Complétées d’un essai inédit de Bataille sur Jean-Paul Sartre (1946) et de notes et manuscrits d’Ambrosino, ces lettres poursuivent le dialogue entamé avant guerre par les deux correspondants. Le philosophe et le scientifique manifestent un grand respect l’un envers l’autre. Ils cherchent à découvrir le monde et les hommes qui l’habitent, l’univers physique – celui des particules jusqu’au monde des étoiles. « Un monde formidable, si nouveau pour moi » écrit Ambrosino.

Dans cette correspondance se retrouve le côté passionné des deux correspondants. Ils sont fort de leurs savoirs mais vulnérables affectivement. Ils abordent des thématiques essentielles. Pour eux les valeurs soumises à l’éclairage du temps flambent comme des allumettes depuis les origines de l’homme, du monde, des civilisations. Les deux correspondants à la fois s’opposent et se réconfortent. Tout ne va pas sans heurts. Ils font des efforts pour toucher au mystère de l’homme dont l’essence est ce qu’il nomme « poésie . Ils continuent de la chercher comme ils le firent avant guerre au sein des premières revues qu’ils fondèrent (dont Acéphale) et celles qu’ils créèrent ensuite (Critique entre autres).
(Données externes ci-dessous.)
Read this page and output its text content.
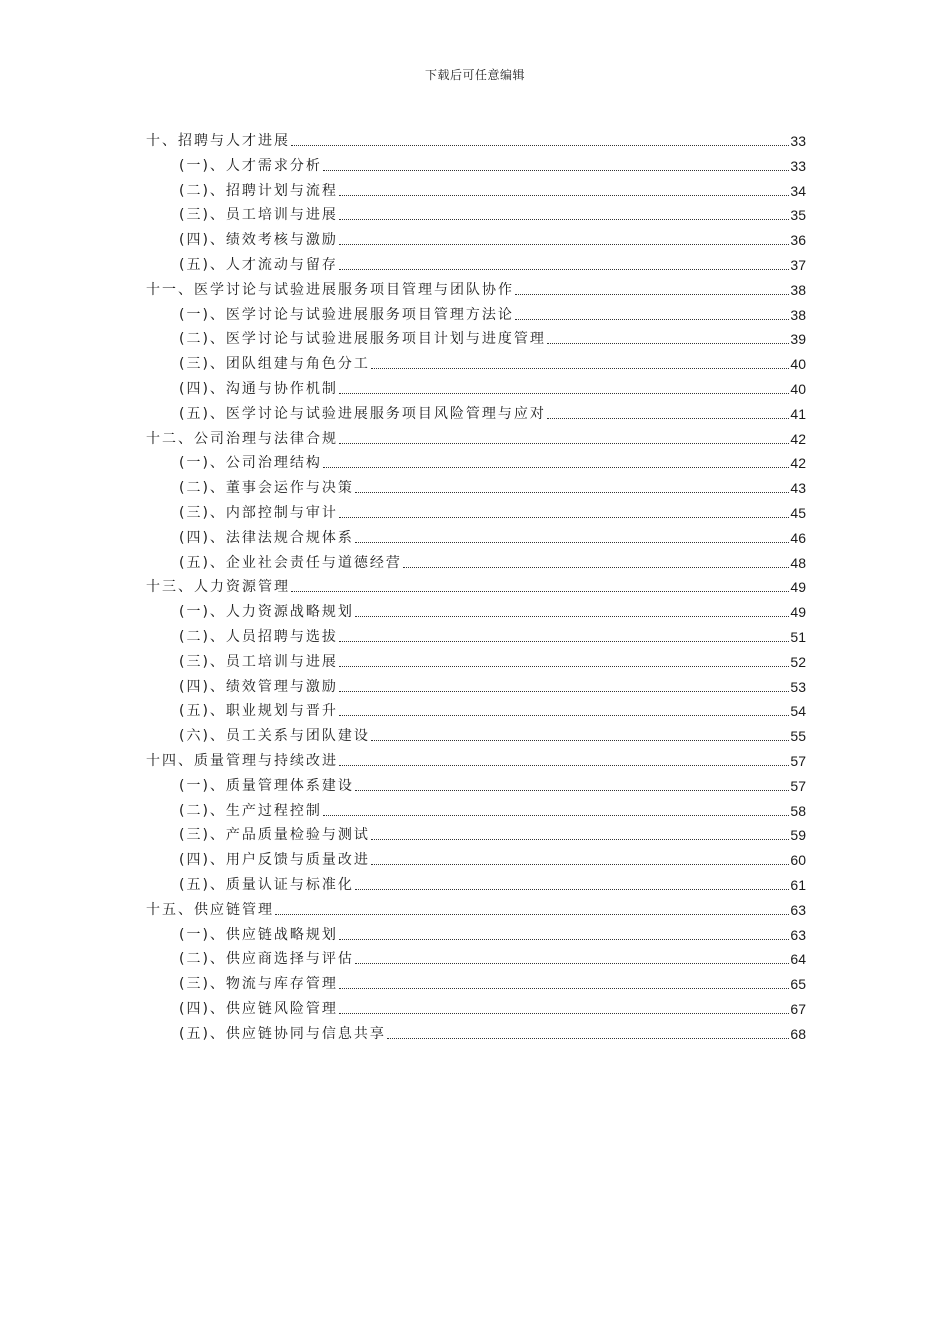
下载后可任意编辑
十、招聘与人才进展	33
(一)、人才需求分析	33
(二)、招聘计划与流程	34
(三)、员工培训与进展	35
(四)、绩效考核与激励	36
(五)、人才流动与留存	37
十一、医学讨论与试验进展服务项目管理与团队协作	38
(一)、医学讨论与试验进展服务项目管理方法论	38
(二)、医学讨论与试验进展服务项目计划与进度管理	39
(三)、团队组建与角色分工	40
(四)、沟通与协作机制	40
(五)、医学讨论与试验进展服务项目风险管理与应对	41
十二、公司治理与法律合规	42
(一)、公司治理结构	42
(二)、董事会运作与决策	43
(三)、内部控制与审计	45
(四)、法律法规合规体系	46
(五)、企业社会责任与道德经营	48
十三、人力资源管理	49
(一)、人力资源战略规划	49
(二)、人员招聘与选拔	51
(三)、员工培训与进展	52
(四)、绩效管理与激励	53
(五)、职业规划与晋升	54
(六)、员工关系与团队建设	55
十四、质量管理与持续改进	57
(一)、质量管理体系建设	57
(二)、生产过程控制	58
(三)、产品质量检验与测试	59
(四)、用户反馈与质量改进	60
(五)、质量认证与标准化	61
十五、供应链管理	63
(一)、供应链战略规划	63
(二)、供应商选择与评估	64
(三)、物流与库存管理	65
(四)、供应链风险管理	67
(五)、供应链协同与信息共享	68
Les deux épistoliers font preuve d’écoute même s’ils s’accusent de ne pas s’entendre. Les deux auteurs font preuve d’attention, de lucidité, d’évidente responsabilité de ce qu’ils font tout en préservant la primordiale nécessité d’être soi-même. Claudine Frank offre de ce dialogue une édition scientifique, pertinente. Entre le philosophe et le scientifique, se retrouvent – pour peu qu’on les décontextualise- des réflexions qui n’ont rien perdu de leur actualité. Entre autre sur la notion d’énergie. La réflexion prend dans un tel échange une dimension telle qu’elle pourrait aujourd’hui encore « nourrir » le débat intellectuel jusque dans ses nouvelles données spécistes.